Laser Motive has developed the UAV power-link technology, which power-beams drones equipped with a laser receiver. In 2012 “Lockheed Martin, with the assistance of Laser Motive, demonstrated its “Stalker” drone flying for a continuous 48 hours using a laser-based charging system.” Tom Koonce, Stalker program manager, said: “A ground-to-air recharging system like this allows us to provide practically unlimited flight endurance to extend and expand the mission profiles that the Stalker vehicle can fulfill.”

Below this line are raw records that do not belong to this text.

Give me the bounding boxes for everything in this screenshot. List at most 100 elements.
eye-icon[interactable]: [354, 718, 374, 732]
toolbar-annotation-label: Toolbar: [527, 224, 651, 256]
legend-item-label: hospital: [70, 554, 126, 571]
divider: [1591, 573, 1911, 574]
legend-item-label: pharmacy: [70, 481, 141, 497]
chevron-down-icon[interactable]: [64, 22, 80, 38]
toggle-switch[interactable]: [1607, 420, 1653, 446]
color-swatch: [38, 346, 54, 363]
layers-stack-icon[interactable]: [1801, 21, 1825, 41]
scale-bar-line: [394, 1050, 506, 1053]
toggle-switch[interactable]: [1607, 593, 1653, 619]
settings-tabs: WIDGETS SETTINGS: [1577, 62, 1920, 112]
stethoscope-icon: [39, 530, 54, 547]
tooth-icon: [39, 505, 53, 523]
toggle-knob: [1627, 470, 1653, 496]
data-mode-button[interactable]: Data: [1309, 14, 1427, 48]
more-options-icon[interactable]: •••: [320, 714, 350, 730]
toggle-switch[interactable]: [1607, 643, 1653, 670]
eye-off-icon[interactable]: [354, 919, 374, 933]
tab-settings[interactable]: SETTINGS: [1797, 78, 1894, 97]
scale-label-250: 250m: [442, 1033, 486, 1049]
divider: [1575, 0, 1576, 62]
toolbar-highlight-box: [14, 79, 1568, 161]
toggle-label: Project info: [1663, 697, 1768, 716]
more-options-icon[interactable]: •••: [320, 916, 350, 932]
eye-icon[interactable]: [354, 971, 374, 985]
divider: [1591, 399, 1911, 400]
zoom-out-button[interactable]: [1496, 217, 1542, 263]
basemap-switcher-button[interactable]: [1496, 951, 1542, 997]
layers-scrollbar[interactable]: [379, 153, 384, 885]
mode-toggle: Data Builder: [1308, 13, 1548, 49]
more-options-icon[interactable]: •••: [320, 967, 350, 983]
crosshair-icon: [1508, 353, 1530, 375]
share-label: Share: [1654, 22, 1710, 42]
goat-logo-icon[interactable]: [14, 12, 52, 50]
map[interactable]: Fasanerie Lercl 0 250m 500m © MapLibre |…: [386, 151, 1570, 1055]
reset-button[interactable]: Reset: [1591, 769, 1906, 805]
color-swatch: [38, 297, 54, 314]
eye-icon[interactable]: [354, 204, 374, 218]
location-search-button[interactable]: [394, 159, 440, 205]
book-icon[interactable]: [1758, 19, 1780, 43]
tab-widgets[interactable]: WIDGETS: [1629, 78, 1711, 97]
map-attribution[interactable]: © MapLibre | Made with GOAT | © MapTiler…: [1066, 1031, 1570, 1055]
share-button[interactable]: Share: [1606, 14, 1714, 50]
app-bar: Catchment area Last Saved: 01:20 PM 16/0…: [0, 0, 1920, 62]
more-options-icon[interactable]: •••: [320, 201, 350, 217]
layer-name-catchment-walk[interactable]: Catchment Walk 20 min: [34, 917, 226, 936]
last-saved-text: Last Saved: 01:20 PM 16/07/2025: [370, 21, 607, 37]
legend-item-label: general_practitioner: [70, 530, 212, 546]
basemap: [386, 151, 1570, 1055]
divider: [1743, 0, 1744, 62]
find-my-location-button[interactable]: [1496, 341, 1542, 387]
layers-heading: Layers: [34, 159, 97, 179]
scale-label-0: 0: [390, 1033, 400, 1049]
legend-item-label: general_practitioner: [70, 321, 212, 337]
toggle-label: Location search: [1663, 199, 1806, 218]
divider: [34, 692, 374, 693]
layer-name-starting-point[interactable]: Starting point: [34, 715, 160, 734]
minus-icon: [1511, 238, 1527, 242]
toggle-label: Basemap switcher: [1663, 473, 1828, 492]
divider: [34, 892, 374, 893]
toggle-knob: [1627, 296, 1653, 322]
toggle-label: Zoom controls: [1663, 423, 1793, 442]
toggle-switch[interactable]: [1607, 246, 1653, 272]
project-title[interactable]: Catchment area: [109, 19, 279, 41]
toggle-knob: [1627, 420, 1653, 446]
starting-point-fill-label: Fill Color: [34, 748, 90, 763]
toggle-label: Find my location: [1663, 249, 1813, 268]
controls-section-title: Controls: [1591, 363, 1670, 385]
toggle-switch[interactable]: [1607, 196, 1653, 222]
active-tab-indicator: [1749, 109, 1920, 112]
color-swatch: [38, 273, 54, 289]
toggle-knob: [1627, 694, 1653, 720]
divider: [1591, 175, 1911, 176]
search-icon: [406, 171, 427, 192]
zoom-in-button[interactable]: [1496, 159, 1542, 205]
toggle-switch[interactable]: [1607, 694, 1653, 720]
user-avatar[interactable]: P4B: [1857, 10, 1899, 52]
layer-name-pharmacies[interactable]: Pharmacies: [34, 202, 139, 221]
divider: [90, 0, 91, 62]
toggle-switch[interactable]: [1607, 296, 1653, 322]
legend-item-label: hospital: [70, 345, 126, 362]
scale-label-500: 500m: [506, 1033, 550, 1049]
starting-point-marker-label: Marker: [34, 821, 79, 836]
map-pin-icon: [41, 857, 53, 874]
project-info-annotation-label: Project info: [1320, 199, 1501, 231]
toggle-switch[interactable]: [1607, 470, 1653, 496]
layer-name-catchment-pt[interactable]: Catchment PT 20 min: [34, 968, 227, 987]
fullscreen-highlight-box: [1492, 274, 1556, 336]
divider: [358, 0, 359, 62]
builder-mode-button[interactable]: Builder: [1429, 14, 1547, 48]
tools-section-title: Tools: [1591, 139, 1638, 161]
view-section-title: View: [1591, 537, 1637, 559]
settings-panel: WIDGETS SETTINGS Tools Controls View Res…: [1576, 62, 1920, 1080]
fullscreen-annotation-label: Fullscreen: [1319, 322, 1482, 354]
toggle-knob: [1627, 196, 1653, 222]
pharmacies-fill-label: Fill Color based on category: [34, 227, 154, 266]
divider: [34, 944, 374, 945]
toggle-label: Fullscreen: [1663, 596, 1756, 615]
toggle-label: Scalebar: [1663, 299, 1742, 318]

Germany-based Ascending Technologies together with Laser Motive proofed the efficiency this technology back in 2010 on a small quadcopter drone with a 12 hours’ flight.
All drone energy sources have their individual advantages making the usefulness mission specific. Hybrid solutions (source and propulsion system) are in line with the transition towards cleaner energies. Today it seems to be a wise choice to take the best of two worlds since hybrids allow to equalize drawbacks from a single technology. Furthermore, it might be a smart move to see where other industries are heading (e.g. automotive), since these are good multipliers when it comes to future cost reduction due to mass production and availability of infrastructure.